Given the human, social, and economic cost of disease, the tremendous financial and intellectual effort required to develop new medicines, and the power of the innovation underpinning them to improve quality of life and help drive economic growth, we owe it to Canadians to do what is necessary to improve availability and access to new drugs.

To improve access for Canadians, governments should take a holistic view of delays across the entire approval process at both the federal and provincial level, as delays in any part of the process negate efficiencies gained elsewhere. For example, while pending improvements to Health Canada’s drug approval process are likely to be beneficial, their impact will be undermined by adverse Patented Medicine Prices Review Board (PMPRB) Guidelines changes, health technology assessment recommendations, and finally by prolonged drug negotiation and listing processes. Canadian governments need to work collaboratively with industry and other stakeholders to accelerate patient access to new medicines and vaccines.

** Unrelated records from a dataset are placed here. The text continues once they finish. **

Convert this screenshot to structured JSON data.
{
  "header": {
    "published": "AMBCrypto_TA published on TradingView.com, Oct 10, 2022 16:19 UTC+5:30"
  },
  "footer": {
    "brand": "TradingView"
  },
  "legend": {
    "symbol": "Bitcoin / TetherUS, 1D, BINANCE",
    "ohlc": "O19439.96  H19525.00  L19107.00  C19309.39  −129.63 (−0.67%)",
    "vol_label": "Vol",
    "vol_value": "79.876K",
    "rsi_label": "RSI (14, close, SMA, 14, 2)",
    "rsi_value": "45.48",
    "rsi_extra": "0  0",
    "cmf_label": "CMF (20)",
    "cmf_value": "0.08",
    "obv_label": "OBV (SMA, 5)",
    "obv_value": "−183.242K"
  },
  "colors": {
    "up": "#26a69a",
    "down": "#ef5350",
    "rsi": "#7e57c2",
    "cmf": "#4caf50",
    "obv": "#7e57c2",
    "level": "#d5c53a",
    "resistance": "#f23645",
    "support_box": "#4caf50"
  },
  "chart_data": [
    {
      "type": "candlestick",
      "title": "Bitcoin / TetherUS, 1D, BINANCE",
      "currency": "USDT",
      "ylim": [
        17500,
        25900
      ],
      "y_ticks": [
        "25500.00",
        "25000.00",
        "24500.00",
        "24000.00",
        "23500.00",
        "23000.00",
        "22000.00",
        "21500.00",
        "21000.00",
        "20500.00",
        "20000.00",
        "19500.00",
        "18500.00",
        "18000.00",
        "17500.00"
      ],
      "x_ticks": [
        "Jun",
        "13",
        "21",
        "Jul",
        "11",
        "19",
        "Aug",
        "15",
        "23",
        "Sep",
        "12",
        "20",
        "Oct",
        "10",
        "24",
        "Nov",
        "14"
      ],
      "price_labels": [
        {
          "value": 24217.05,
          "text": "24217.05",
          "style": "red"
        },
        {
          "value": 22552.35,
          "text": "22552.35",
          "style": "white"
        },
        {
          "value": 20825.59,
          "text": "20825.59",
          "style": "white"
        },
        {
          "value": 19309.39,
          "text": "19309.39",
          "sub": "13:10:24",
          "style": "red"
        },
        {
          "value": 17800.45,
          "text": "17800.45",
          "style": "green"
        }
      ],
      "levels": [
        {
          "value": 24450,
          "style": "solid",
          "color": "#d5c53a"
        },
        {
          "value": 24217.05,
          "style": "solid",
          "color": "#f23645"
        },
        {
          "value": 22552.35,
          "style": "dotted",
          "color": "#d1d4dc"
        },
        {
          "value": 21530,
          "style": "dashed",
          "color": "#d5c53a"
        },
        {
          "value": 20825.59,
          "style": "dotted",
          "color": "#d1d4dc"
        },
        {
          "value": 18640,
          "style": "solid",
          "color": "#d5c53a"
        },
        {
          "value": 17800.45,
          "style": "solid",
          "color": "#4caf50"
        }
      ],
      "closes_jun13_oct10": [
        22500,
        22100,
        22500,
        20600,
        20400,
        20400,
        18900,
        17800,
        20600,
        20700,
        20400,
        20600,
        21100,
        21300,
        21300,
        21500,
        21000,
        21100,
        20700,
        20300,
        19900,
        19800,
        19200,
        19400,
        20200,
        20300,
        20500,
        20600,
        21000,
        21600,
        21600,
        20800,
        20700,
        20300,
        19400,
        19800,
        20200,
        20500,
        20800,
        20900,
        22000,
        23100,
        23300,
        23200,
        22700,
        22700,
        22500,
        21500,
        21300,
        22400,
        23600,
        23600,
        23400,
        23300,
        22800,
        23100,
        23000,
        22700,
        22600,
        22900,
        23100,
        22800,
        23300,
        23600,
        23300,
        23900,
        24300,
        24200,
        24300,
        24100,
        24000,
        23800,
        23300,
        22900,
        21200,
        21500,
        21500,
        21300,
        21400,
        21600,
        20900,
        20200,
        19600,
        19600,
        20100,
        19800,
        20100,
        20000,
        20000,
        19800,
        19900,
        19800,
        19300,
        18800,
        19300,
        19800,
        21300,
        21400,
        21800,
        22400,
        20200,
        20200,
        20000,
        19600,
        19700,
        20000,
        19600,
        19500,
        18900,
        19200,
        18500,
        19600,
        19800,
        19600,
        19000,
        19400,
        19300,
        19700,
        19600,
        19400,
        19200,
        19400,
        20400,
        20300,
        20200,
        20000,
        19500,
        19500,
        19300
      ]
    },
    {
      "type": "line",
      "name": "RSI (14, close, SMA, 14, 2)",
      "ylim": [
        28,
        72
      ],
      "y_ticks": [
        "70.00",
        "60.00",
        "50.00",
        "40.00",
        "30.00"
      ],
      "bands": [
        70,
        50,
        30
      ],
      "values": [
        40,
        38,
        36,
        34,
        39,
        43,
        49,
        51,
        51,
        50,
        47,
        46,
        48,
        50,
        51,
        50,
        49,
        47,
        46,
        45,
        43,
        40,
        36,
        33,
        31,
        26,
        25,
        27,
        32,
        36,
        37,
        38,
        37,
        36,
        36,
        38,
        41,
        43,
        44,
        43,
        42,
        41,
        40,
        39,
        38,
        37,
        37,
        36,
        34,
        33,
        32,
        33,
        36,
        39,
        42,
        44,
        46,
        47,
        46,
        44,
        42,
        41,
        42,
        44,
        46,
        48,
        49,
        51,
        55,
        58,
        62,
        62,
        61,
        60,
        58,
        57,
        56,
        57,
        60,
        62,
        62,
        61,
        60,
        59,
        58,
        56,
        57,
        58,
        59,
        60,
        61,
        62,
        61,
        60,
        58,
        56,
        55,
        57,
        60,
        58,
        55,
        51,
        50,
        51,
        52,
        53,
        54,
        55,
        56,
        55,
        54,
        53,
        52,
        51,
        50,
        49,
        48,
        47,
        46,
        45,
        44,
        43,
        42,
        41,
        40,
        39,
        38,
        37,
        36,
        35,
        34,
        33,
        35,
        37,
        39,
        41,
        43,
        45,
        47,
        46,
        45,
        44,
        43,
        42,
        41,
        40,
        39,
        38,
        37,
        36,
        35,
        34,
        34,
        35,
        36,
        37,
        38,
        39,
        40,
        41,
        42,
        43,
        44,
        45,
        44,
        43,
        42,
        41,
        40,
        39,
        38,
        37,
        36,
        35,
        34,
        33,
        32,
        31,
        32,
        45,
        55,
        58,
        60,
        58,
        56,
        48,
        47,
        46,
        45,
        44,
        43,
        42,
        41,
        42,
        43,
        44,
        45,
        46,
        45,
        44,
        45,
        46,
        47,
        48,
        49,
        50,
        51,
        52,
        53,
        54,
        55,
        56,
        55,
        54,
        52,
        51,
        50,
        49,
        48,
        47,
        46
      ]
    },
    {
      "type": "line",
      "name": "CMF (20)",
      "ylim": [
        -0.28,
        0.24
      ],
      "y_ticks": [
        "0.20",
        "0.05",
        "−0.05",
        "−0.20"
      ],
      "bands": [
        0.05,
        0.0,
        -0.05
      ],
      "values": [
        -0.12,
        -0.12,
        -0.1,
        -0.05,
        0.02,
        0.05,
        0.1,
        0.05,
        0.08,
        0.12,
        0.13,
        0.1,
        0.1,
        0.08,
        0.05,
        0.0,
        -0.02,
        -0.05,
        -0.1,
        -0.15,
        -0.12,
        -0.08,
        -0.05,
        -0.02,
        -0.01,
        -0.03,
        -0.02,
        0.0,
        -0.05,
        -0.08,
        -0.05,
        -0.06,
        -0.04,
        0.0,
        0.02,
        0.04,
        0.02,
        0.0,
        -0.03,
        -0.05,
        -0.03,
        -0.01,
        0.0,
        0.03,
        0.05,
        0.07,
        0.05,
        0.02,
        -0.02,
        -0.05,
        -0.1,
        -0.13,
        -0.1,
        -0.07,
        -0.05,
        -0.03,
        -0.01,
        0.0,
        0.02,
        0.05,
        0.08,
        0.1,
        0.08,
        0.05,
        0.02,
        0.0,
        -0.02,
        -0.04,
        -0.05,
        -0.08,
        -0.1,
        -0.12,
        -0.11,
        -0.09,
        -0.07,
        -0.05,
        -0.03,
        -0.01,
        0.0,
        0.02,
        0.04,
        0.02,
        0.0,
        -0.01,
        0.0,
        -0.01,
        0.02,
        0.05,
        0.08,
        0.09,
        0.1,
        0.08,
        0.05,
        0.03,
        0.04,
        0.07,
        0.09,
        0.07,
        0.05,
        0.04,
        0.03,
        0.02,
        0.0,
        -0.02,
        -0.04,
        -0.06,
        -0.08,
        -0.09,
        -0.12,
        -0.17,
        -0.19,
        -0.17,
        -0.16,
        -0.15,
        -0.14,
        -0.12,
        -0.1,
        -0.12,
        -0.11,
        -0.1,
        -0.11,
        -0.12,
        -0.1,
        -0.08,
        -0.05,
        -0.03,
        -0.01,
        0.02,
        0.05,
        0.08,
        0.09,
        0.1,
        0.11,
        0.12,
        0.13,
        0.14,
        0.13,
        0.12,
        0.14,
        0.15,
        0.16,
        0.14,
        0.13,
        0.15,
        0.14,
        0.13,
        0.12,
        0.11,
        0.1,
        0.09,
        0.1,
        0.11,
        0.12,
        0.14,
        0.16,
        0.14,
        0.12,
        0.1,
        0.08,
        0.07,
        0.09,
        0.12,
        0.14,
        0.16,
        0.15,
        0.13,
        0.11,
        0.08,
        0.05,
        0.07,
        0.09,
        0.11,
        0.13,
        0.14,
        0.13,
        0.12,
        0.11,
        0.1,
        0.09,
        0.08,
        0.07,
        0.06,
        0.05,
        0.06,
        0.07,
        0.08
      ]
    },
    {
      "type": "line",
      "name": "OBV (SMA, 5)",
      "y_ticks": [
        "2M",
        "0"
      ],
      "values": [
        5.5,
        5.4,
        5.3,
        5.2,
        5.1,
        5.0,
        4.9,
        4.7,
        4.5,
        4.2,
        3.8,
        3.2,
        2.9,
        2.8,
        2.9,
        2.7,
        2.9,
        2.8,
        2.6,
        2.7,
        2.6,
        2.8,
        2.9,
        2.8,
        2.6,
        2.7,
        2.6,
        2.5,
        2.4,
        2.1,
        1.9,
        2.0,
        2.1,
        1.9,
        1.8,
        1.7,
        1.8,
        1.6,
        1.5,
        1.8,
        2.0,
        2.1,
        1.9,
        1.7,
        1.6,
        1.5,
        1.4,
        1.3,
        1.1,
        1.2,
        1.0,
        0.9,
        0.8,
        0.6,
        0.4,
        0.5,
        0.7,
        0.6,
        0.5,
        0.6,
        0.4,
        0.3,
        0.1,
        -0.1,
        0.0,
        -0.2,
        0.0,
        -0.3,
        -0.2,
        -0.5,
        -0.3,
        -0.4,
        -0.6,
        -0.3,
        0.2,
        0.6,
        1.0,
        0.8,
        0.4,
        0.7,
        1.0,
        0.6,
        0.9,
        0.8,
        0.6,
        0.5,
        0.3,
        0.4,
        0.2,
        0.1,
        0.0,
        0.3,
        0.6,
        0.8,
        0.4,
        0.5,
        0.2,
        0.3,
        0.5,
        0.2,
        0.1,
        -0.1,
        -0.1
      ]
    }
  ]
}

In Canada, it takes an average 732 days from the time a new medicine is approved by Health Canada to it being covered on a public plan. If we were able even to cut that time in half, it would bring us in line with the G7 average and peer OECD median. More important, though, is the tremendous impact it would have on the lives of patients like Blair and Ismael, and their families. Let’s commit to working together to ensure more Canadians enjoy the benefits access to these life-saving medicines offers, while doing more to support the innovation and investment in the pharmaceutical sector that fuels their discovery.